Moscow categorically denies the allegations. Russian officials maintain that children were transferred voluntarily and for their own safety, describing the movement of minors as an evacuation from an active warzone. Russia has also stated it is prepared to return children to their families, though only under conditions it deems appropriate — a position that has drawn sharp criticism from Ukrainian officials and international human rights bodies.

The fate of the transferred children has become one of the most contentious issues in any framework for a potential peace agreement between Kyiv and Moscow. Ukraine has consistently demanded the unconditional return of all children as a prerequisite for broader negotiations, while Russia’s conditional stance has created a significant obstacle to progress on this front.

The Europol hackathon underscores a growing reliance on open-source digital tools to document and investigate alleged violations in conflict zones where traditional evidence-gathering is difficult or impossible.
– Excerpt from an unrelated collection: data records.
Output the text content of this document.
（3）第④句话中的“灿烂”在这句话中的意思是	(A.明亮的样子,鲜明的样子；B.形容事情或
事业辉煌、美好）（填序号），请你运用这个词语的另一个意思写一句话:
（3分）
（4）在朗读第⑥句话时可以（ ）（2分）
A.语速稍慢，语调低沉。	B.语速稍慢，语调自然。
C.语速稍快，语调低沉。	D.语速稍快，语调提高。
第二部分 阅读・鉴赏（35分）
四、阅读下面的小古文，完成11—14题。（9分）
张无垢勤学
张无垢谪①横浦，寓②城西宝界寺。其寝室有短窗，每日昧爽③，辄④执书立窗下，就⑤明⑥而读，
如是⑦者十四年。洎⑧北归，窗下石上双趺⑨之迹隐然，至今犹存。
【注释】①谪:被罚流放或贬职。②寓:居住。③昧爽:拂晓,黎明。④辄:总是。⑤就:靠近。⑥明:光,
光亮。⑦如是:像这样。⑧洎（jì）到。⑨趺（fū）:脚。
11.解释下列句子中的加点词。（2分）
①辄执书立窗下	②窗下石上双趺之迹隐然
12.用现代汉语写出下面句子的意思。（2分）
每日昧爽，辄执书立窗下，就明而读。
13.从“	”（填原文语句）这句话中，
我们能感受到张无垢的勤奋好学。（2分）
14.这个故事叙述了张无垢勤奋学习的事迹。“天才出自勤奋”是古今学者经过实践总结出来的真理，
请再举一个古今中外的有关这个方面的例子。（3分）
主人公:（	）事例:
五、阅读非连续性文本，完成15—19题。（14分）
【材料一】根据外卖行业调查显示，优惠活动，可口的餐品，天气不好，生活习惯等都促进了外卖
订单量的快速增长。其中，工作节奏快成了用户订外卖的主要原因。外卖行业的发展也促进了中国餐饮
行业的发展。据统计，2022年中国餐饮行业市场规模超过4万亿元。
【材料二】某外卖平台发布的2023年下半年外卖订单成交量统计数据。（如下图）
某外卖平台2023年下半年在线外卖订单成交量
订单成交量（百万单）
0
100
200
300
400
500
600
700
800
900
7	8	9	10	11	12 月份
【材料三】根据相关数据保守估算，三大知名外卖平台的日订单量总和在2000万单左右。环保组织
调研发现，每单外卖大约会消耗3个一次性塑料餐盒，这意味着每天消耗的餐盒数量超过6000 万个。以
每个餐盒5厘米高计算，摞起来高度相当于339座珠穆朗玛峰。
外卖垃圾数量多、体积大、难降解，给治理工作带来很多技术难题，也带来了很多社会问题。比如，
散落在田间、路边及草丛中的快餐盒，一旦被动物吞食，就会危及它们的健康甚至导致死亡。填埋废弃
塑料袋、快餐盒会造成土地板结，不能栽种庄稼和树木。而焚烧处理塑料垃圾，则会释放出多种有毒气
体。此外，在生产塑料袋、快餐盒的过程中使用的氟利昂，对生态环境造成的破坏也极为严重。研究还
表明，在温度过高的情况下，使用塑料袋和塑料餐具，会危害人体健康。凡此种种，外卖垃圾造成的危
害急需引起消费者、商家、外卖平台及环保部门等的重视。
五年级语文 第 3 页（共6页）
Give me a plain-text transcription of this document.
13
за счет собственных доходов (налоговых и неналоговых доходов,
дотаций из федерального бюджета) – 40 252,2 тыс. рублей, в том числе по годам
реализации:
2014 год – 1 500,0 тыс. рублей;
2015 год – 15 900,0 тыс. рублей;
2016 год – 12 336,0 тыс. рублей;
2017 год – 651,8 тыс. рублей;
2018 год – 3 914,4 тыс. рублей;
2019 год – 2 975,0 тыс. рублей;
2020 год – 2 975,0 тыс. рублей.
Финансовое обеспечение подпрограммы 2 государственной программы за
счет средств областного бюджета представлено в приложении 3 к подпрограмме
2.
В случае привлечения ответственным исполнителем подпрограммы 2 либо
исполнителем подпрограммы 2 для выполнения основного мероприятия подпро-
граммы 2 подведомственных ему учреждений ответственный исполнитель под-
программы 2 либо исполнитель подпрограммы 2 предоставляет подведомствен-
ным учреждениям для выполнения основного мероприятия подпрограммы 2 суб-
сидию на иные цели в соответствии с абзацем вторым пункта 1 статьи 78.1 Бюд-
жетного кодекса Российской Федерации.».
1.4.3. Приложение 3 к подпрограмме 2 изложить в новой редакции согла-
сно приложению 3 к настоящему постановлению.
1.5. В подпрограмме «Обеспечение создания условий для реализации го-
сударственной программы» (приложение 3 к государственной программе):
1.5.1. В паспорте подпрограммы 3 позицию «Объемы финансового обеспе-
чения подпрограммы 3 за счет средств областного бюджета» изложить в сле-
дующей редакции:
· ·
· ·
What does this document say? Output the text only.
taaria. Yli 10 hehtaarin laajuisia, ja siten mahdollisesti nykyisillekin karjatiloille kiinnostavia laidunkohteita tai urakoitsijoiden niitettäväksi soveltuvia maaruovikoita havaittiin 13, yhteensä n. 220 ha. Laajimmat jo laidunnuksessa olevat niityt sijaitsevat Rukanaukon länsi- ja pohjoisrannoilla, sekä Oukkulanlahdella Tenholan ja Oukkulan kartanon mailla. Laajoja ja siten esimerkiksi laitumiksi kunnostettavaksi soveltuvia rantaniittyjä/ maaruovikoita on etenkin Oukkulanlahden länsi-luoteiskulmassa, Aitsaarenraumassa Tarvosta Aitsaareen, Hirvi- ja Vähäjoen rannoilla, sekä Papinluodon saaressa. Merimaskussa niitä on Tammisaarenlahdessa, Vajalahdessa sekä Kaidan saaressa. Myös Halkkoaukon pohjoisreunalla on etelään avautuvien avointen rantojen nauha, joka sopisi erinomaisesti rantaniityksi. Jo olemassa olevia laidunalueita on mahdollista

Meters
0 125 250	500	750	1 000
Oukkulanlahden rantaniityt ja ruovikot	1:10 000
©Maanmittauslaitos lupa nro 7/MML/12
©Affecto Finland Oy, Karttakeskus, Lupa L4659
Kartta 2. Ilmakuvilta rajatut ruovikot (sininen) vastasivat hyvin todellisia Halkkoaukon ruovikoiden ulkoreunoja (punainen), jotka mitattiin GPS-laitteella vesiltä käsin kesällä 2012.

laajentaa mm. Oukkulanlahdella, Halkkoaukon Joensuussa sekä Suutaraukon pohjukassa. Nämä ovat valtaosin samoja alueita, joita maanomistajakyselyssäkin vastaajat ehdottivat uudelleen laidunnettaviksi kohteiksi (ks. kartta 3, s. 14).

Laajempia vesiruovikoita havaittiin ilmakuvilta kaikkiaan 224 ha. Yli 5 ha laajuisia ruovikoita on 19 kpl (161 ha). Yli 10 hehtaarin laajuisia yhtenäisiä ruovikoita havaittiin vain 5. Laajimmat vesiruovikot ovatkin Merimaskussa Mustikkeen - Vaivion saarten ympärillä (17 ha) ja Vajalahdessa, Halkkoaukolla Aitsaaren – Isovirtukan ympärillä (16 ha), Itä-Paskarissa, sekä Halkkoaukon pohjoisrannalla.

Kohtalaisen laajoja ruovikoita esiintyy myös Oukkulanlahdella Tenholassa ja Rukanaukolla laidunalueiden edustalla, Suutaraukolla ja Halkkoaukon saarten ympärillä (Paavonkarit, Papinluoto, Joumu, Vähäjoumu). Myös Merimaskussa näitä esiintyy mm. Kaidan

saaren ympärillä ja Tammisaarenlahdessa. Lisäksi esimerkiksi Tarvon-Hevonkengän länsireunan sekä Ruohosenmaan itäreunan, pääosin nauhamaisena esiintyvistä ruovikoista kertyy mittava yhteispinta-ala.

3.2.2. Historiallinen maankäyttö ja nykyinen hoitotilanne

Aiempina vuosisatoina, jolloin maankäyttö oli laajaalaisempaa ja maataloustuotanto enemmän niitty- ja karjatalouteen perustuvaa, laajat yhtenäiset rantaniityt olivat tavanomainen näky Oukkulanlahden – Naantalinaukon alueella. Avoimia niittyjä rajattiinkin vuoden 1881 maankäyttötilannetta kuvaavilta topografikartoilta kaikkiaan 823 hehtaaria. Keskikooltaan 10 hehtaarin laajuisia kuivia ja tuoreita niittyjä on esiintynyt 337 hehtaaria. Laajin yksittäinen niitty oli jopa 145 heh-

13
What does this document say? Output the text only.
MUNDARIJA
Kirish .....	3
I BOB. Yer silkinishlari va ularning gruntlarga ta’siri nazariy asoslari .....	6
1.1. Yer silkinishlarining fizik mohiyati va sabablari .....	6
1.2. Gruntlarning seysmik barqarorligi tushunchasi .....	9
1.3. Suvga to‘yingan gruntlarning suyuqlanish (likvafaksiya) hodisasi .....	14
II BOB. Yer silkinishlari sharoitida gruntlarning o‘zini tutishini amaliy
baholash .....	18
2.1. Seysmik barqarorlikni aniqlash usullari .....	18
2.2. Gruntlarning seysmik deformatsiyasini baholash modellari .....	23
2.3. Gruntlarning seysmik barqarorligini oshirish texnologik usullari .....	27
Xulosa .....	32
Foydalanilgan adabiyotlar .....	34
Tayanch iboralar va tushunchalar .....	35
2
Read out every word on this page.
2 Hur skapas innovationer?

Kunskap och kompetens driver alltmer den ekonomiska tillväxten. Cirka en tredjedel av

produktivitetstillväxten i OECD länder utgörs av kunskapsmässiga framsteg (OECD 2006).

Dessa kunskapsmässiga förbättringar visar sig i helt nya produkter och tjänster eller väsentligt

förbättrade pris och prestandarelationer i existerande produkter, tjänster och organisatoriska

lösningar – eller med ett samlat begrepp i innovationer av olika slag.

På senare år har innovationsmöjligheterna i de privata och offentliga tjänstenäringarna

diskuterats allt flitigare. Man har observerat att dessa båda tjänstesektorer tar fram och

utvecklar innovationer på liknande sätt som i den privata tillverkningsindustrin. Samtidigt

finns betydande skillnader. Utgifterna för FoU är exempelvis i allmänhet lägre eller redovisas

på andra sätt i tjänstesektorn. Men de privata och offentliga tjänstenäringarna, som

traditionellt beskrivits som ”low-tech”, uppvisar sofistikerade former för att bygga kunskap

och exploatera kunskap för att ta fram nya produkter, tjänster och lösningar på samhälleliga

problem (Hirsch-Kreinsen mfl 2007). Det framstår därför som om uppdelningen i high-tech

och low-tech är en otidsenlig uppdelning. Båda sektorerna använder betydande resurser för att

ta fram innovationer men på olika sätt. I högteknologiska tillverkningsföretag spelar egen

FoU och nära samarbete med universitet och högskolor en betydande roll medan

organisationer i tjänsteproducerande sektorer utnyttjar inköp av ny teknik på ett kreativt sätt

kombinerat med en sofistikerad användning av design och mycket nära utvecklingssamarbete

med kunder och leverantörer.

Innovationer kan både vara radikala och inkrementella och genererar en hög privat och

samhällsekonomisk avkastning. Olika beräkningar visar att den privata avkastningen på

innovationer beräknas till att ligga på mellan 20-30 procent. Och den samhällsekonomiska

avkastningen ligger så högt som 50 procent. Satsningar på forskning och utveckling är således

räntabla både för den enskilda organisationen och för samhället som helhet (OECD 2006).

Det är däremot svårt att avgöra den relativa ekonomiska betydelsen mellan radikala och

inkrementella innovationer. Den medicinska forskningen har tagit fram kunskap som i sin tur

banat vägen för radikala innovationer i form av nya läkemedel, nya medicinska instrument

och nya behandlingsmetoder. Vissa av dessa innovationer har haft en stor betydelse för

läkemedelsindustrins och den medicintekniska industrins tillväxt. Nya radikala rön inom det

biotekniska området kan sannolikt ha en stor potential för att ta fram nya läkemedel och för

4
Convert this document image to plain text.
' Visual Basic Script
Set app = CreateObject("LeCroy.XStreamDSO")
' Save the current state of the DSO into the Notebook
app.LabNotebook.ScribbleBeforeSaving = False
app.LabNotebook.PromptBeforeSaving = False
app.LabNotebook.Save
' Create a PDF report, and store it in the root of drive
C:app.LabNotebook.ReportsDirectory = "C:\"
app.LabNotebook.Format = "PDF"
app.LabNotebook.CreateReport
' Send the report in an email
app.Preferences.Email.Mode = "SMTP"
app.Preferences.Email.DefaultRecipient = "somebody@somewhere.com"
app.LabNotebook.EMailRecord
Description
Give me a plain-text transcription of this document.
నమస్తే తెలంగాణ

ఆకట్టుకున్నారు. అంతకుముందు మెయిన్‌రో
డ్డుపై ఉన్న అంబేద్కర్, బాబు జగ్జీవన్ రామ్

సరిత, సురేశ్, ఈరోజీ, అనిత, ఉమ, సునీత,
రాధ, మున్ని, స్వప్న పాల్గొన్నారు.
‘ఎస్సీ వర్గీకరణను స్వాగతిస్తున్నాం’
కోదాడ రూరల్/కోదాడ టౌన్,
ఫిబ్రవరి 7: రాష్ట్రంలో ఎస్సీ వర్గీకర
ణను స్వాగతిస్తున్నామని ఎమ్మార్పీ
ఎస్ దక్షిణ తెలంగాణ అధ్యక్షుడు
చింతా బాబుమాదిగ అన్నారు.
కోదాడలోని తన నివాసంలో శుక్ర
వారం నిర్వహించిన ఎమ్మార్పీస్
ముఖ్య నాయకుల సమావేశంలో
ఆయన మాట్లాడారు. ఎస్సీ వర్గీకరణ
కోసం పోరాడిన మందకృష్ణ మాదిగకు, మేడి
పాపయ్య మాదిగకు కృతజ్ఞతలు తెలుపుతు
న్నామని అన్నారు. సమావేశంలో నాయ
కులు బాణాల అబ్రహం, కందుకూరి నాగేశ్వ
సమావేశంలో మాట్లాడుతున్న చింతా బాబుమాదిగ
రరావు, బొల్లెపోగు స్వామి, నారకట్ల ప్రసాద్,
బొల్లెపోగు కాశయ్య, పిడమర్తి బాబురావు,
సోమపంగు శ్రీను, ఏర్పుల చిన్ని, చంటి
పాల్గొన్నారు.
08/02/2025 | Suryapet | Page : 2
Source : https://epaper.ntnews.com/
By aggregating publicly available data — including social media posts, satellite imagery, and online records — investigators were able to build traceable profiles of individual children and their current locations.

The collaboration between Europol, the ICC, and civil society partners signals an increasingly coordinated international effort to hold accountable those responsible for the transfers. With ICC arrest warrants already in place for Putin and Lvova-Belova, the legal architecture for prosecution exists; the challenge remains gathering sufficient evidence and securing custody of the accused.

For the families of the nearly 20,000 children Kyiv says have been taken, the identification of even 45 more represents a measure of progress in what Ukrainian officials describe as one of the most devastating dimensions of the war — the systematic removal of an entire generation from their homeland.